Minggu lalu, masyarakat Bali dikejutkan sebuah berita dari Menteri Kelautan dan Perikanan Susi Pudjiastuti yang populer ini. Kabarnya, kawasan Teluk Benoa di Bali Selatan terbuka lagi untuk reklamasi.
Bali pun kembali tersentak. Sebab, beberapa bulan lalu kawasan itu telah dinyatakan tertutup bagi reklamasi dan proyek pembangunan pariwisata terkait. Proyek pembangunan kawasan wisata raksasa (700 ha) supermewah ala Dubai ini diajukan berapa tahun yang lalu oleh jaringan investor nasional dan internasional mahakuat. Oleh karena itu, sulit ditangkal.
Keputusan pembatalan itu diambil menyusul demonstrasi besar-besaran yang melanda "Pulau Dewata" dalam rentang waktu empat tahun lebih.
Mengapa proyek pariwisata yang menjanjikan tak kurang dari 200.000 kesempatan kerja di Bali ditentang keras sebagian besar masyarakat. Beberapa tokoh antireklamasi, di antaranya putri seorang anggota DPR, bahkan menyatakan dirinya siap "puputan", meneruskan tradisi perlawanan Bali pada 1906, 1908, dan 1946. Lontaran ini mesti dibaca arif.

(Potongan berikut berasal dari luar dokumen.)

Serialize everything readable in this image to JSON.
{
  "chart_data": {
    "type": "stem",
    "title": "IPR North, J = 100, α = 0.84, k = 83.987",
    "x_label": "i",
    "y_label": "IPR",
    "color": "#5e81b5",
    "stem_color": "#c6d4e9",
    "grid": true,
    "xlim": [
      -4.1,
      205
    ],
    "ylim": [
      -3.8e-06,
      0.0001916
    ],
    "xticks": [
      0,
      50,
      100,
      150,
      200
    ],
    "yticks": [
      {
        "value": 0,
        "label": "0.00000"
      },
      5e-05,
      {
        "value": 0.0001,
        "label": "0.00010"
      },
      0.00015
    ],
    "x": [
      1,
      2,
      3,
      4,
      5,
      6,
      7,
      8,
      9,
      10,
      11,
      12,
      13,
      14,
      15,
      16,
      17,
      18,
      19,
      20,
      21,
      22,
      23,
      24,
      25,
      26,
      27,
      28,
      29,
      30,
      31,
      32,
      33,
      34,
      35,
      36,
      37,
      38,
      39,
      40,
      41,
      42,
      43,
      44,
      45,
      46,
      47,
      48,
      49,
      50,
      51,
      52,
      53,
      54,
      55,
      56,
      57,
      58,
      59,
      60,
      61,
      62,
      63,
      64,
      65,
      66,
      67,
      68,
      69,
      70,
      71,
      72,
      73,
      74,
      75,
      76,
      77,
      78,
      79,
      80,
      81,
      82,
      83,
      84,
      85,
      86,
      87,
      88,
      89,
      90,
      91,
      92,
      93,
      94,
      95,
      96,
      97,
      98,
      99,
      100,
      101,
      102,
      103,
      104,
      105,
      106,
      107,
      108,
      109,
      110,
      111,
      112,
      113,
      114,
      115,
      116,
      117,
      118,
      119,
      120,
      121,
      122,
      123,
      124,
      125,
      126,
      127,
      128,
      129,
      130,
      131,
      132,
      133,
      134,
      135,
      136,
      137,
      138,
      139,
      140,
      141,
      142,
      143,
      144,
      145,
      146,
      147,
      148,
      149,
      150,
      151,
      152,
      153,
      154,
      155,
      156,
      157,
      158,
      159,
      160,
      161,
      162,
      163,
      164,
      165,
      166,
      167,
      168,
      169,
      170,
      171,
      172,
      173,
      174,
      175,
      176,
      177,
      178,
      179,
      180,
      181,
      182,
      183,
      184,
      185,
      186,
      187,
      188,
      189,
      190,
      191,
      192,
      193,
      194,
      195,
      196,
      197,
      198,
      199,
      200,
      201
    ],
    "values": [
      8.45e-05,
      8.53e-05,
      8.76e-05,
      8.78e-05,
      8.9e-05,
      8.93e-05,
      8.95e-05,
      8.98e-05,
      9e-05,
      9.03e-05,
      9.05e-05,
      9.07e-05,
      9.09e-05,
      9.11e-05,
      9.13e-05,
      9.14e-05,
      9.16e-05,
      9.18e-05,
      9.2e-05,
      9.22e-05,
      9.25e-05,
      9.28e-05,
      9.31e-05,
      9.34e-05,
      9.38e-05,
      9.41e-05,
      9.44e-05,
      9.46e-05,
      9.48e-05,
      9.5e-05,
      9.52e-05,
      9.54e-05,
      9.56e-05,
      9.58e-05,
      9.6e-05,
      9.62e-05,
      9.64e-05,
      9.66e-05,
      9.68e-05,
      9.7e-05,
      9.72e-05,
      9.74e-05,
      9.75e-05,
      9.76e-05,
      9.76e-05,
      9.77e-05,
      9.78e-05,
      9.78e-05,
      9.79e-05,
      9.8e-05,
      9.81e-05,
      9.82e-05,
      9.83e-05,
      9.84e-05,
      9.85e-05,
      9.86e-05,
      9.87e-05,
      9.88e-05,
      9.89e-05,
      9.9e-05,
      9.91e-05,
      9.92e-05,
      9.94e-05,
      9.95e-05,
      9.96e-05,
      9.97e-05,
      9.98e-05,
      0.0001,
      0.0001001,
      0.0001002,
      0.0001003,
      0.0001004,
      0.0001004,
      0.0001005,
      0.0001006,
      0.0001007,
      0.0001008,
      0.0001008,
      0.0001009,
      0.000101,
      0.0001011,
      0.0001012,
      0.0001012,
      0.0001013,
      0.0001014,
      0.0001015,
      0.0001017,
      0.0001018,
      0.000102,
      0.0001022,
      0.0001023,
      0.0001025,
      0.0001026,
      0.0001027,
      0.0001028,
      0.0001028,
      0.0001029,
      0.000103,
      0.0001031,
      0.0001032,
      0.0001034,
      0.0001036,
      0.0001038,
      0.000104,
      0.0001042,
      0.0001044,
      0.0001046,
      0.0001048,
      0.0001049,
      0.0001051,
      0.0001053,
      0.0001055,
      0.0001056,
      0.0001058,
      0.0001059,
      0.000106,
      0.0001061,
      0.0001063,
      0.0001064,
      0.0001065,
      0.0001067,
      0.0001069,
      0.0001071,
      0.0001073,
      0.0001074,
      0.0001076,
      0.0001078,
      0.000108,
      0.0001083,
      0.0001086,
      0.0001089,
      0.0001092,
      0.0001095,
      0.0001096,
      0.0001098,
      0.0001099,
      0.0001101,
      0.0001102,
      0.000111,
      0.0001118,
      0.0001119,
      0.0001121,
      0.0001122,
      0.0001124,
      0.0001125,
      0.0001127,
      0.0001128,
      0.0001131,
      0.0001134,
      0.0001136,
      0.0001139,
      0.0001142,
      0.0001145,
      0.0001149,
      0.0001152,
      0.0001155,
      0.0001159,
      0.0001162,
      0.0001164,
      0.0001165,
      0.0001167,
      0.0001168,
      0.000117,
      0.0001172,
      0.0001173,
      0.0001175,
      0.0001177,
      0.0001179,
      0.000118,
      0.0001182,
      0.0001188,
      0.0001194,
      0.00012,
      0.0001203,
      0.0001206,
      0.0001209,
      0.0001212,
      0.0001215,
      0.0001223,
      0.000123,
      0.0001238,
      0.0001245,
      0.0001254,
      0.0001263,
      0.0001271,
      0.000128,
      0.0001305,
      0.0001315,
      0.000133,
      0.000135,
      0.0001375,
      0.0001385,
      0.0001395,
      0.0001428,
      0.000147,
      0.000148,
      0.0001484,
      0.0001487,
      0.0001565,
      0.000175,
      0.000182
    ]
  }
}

Alasan penolakan itu amat sederhana: di antara para penentang memang ada yang mengatasnamakan ekologi, suatu perjuangan modern di tengah kerusakan lingkungan dunia. Ada juga yang digerakkan apa yang disebut kesakralan kawasan Benoa—suatu perjuangan religius tradisional.
Tetapi, kenyataan mendasar ialah bahwa proyek tersebut mengancam keseimbangan keseluruhan tatanan sosial Bali. Mengapa? Bukankah ada janji? Konon 200.000 kesempatan kerja bakal terciptakan jika proyek itu rampung.
Namun, menurut perkiraan, Bali hanya mampu mengisi 30.000 di antara pos kerja tersebut. Di situlah masalahnya. Dengan menghitung anggota keluarga dan migran lainnya, tak kurang dari 1 juta orang non-Bali dapat diajak masuk untuk menempati posisi kerja yang disediakan.
Hal ini dengan sendirinya akan mengubah keseluruhan wajah politik, etnis, dan religius pulau. Sesuatu yang sulit dipaksakan pada masyarakat apa pun.
Kasus Bali ini mesti dilihat di dalam perspektif lebih luas, yaitu perspektif pembangunan kapitalistis modern. Tak tersangkal bahwa sistem kapitalis modern menciptakan sirkulasi modal, manusia, dan pengetahuan yang dapat memperkokoh kesatuan nasional. Bahkan, kini sudah diakui semua sejarawan: negara bangsa terlahir pada abad 17-18 dari institusionalisasi kapitalisme di dalam ruang geografis tertentu.
Namun, wujud konkret rasa berbangsa itu tidak sesederhana apa diduga orang. Peneguhan rasa berbangsa oleh kapital itu hanya terjadi jika kapitalisasi
cukup merata secara geografis dan etno-religius. Jika kelompok tertentu terlalu diuntungkan dan kelompok lain (kelompok etnis, kelompok tertinggal) sebaliknya tersisihkan, perluasan ruang kapitalisasi justru tidak mempererat hubungan berbangsa. Sebaliknya, justru memperlemah.
Indonesia adalah negara yang sudah "makan garam" dan semestinya mau belajar dari pengalaman pahit di Aceh bahwa "pembangunan" tidak akan berhasil jika tidak merangkul elite-elite lokal di dalam sistemnya.
Dari Sampit, Poso, dan kini Papua, negara tercinta ini
semestinya sudah juga belajar bahwa "pembangunan" yang menguntungkan pendatang (para manajer dan aneka ragam tukang) dan sebaliknya menyisihkan penduduk lokal (yang tertinggal dan berpendidikan rendah) cenderung menebarkan ketegangan dan konflik etno-politik.
Jadi, para teknokrat Jakarta lainnya semestinya menyadari, jika kapital itu bisa konstruktif serta menciptakan pengetahuan, keterampilan, dan kemakmuran, tetapi kapital juga dapat bersifat destruktif, bermuara pada konflik. Kapital itu bak kuda: tanpa pelana dan pecut, dia binatang liar. Dengan pelana, pecut, dan penunggang lihai, dia menjadi sekutu manusia paling disayangi.
Agaknya Bali cukup kuat, cukup berdaulat, dan disokong elite-elite cukup canggih untuk menolak ragam pembangunan kapitalistis yang dianggapnya mengancam jati diri. Tetapi, bagaimana dengan pulau-pulau di timur Bali yang direncanakan menjadi ladang investasi besar-besaran pariwisata tahun-tahun mendatang.